Aston Martin sorgt für Überraschung im Qualifying

Ein starkes Kollektivergebnis gelang dem Alpine-Werksteam mit den Plätzen drei und vier: Charles Milesi setzte sich im internen Duell gegen Jules Gounon durch. Die Franzosen hatten sich schon in den Freien Trainings stark präsentiert und konnten ihre Form ins Qualifying übertragen. Die Top-4 trennten in der Hyperpole weniger als zwei Zehntelsekunden. Der ehemalige DTM-Fahrer Jack Aitken bugsierte den zweiten Cadillac zum fünften Startplatz.

Für eine dicke Überraschung sorgte Aston Martin, das bereits zu den 'Trainings-Gewinnern' zählte: Marco Sörensen belegte im #009 Valkyrie-Hypercar den sechsten Startplatz, Markenkollege Harry Tincknell folgte direkt dahinter auf P7.

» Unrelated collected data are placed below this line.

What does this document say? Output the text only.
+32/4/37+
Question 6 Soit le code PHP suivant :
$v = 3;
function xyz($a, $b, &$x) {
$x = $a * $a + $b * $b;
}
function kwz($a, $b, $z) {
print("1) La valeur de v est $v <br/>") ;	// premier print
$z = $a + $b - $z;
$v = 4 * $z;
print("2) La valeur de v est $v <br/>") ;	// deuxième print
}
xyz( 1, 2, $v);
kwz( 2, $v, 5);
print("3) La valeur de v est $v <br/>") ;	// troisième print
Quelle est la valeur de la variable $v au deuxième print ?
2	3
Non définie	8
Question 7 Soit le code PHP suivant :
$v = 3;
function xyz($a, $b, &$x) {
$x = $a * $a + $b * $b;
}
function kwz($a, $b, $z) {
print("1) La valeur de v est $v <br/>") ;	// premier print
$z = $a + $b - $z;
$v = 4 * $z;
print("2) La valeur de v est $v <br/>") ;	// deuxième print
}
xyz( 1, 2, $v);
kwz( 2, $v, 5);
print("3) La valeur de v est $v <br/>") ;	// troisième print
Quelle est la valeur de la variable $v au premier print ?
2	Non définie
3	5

Spa-Debakel! Ferrari und Toyota weit hinten

Aber wo steckten eigentlich die Platzhirsche Ferrari und Toyota? Weit hinten! Antonio Fuoco führte mit der #50 (Fuoco, Molina, Nielsen) den einzigen der drei Ferrari 499P in die Hyperpole. Der amtierende Le-Mans-Sieger Robert Kubica fuhr nur auf Platz zwölf, während der amtierende Weltmeister und Imola-Polesetter Antonio Giovanzzi nicht über Platz 16 hinauskam. Ein ganz bitteres Ergebnis für die Italiener, die 2025 in Spa erst eine Triple-Pole und dann einen Doppelsieg erobert hatten.

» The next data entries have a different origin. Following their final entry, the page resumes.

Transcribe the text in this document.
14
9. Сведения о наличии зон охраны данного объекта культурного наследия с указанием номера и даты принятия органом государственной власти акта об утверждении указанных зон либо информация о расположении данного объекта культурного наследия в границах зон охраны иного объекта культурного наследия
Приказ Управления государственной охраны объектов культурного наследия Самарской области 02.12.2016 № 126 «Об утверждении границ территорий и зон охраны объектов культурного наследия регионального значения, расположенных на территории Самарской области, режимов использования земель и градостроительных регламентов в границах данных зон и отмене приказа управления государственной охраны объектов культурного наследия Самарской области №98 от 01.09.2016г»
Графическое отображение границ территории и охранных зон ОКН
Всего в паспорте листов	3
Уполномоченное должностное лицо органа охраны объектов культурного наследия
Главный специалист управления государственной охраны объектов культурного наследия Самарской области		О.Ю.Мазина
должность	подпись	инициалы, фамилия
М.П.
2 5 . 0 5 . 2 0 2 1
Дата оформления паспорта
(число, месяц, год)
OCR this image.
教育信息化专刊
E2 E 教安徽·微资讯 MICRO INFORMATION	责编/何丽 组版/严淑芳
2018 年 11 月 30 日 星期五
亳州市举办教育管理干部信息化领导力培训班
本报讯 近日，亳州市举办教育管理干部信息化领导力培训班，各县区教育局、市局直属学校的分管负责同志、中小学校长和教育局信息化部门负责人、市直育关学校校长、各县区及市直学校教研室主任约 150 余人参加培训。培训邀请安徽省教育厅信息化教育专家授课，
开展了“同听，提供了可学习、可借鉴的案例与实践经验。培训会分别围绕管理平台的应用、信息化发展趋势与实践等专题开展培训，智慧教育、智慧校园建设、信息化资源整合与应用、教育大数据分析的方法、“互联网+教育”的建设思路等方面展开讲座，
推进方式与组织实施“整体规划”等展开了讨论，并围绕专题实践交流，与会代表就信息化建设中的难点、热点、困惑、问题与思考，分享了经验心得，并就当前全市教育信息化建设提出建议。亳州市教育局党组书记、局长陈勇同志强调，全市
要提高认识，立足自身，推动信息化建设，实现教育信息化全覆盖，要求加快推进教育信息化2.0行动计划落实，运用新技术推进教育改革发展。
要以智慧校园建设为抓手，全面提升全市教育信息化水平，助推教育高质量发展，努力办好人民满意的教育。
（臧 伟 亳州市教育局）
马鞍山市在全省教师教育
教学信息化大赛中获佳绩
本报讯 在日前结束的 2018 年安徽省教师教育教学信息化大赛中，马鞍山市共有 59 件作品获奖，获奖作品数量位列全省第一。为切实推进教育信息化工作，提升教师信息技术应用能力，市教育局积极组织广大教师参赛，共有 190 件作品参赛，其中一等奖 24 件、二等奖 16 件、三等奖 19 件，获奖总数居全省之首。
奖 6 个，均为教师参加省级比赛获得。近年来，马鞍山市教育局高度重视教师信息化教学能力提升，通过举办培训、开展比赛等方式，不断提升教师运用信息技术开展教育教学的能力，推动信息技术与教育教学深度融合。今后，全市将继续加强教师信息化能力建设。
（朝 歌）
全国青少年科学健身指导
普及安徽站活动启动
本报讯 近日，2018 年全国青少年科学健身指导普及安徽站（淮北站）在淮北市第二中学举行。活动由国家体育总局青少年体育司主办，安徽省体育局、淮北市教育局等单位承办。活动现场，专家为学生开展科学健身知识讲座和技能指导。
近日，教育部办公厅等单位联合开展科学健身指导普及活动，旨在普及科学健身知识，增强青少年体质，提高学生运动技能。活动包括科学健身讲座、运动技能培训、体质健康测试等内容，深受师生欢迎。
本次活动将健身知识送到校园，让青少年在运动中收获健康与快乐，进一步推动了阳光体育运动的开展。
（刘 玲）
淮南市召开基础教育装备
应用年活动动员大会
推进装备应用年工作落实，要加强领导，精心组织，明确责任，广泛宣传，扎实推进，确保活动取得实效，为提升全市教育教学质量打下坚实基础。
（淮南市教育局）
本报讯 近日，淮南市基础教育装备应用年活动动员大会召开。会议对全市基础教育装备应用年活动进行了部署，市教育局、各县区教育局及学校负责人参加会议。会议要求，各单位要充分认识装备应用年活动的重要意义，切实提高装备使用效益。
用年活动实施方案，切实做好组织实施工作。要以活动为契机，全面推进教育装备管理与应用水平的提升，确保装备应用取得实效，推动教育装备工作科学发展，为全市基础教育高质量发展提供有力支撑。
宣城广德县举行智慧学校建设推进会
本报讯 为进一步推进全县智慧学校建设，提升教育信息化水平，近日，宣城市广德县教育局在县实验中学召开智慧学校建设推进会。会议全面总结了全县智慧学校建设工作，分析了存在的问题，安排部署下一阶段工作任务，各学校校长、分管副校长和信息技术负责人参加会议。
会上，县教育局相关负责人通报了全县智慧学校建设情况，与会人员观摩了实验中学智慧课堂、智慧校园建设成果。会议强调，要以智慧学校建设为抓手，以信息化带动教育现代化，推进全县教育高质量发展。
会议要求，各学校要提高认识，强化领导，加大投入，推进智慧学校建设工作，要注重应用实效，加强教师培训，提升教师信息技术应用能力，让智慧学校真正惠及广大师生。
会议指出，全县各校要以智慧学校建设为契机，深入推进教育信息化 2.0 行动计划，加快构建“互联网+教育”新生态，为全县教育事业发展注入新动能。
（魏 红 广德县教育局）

Toyota erlebte ein ähnliches Debakel und scheiterte mit beiden Hypercars schon im Q1. Kamui Kobayashi kam mit dem #7 TR010 Hybrid (Conway, Kobayashi, De Vries) nicht über P12 hinaus und verpasste den rettenden zehnten Rang um nur drei Hundertstelsekunden. Der in Imola siegreiche #8 Schwester-Toyota musste sich mit Brendon Hartley am Steuer gar mit P16 abfinden. "Wir hatten auf ein etwas besseres Ergebnis gehofft", sagte sein Teamkollege Sebastien Buemi. "Unser Auto ist im Rennen aber viel besser aufgestellt."

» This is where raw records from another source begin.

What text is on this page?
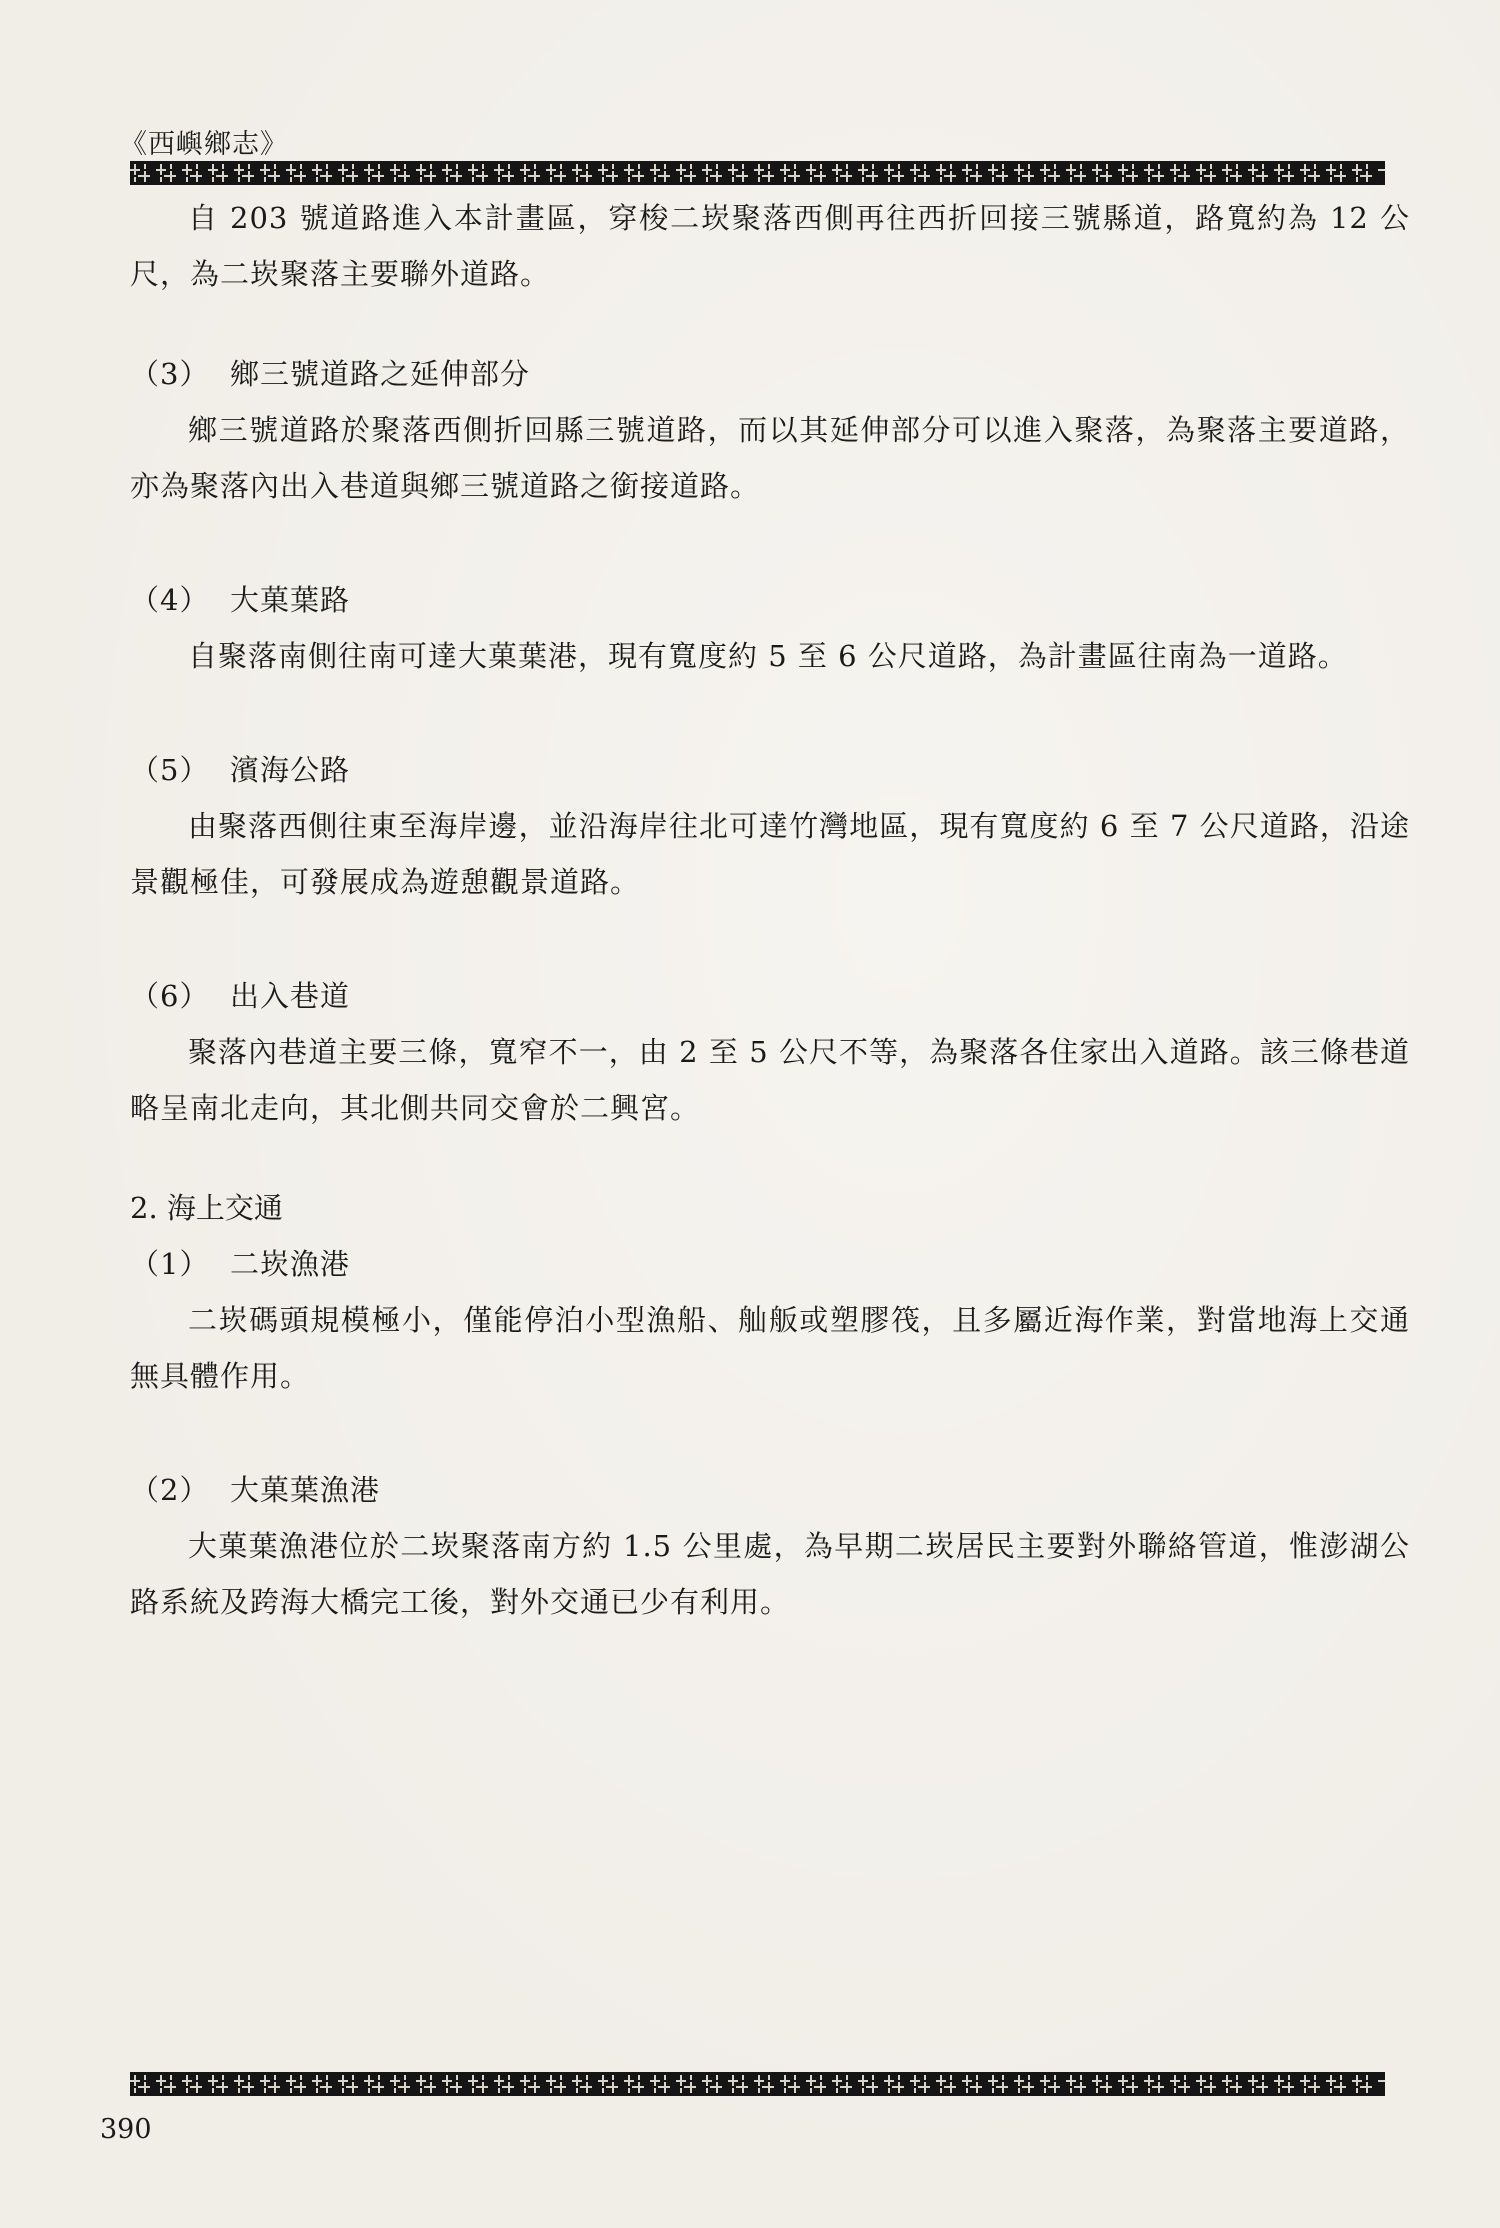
《西嶼鄉志》

自 203 號道路進入本計畫區，穿梭二崁聚落西側再往西折回接三號縣道，路寬約為 12 公尺，為二崁聚落主要聯外道路。

（3） 鄉三號道路之延伸部分

鄉三號道路於聚落西側折回縣三號道路，而以其延伸部分可以進入聚落，為聚落主要道路，亦為聚落內出入巷道與鄉三號道路之銜接道路。

（4） 大菓葉路

自聚落南側往南可達大菓葉港，現有寬度約 5 至 6 公尺道路，為計畫區往南為一道路。

（5） 濱海公路

由聚落西側往東至海岸邊，並沿海岸往北可達竹灣地區，現有寬度約 6 至 7 公尺道路，沿途景觀極佳，可發展成為遊憩觀景道路。

（6） 出入巷道

聚落內巷道主要三條，寬窄不一，由 2 至 5 公尺不等，為聚落各住家出入道路。該三條巷道略呈南北走向，其北側共同交會於二興宮。

2. 海上交通

（1） 二崁漁港

二崁碼頭規模極小，僅能停泊小型漁船、舢舨或塑膠筏，且多屬近海作業，對當地海上交通無具體作用。

（2） 大菓葉漁港

大菓葉漁港位於二崁聚落南方約 1.5 公里處，為早期二崁居民主要對外聯絡管道，惟澎湖公路系統及跨海大橋完工後，對外交通已少有利用。

390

LMGT3: Lexus krallt sich nächste Spa-Pole

Lexus hat sich in der LMGT3-Kategorie seine erste Pole Position der Saison gesichert und startet wie im Vorjahr vom ersten Startplatz. WEC-Neueinsteiger Hadrien David führte den #78 Akkodis-Lexus RC F GT3 an die Spitze des Klassements. Der Franzose benötigte 2:16.612 Minuten für seine beste Runde in der Hyperpole-Session und setzte sich mit 0,194 Sekunden vor dem Zweitplatzierten Zach Robichon im #27 Aston Martin Vantage von The Heart of Racing durch.

Lexus-Youngster David startet zum zweiten Mal aus der ersten Reihe, nachdem er beim Saisonauftakt in Imola den zweiten Rang erreicht hatte. Hinter dem Drittplatzierten Ben Tuck im Proton-Ford-Mustang folgte mit dem Österreicher Clemens Schmid der zweite Akkodis-Lexus auf P4.

Für die deutschen Vertreter im GT3-Feld gab es wenig Zählbares zu holen. WRT-Pilot Sean Gelael war auf P7 der bestplatzierte BMW-Fahrer, während das in Imola siegreiche Schwesterauto nur auf P17 landete. Rui Andrade führte seinen Iron-Lynx-Mercedes zum achten Startplatz, während der zweite AMG-GT3 nicht über P16 hinauskam.

Von den beiden Manthey-Porsche 911 schaffte es nur die #91 mit Timur Boguslavskiy auf P9 in die Hyperpole - für den Schwester-Neunelfer (P12), der im 3. Training mit technischen Problemen kämpfte, war in Q1 vorzeitig Feierabend. Eine Pleite erlebte auch das neue WEC-Team Garage 59, dessen unter anderem mit Marvin Kirchhöfer und Finn Gehrsitz besetzte McLaren 720 S GT3 beide die Hyperpole verpassten.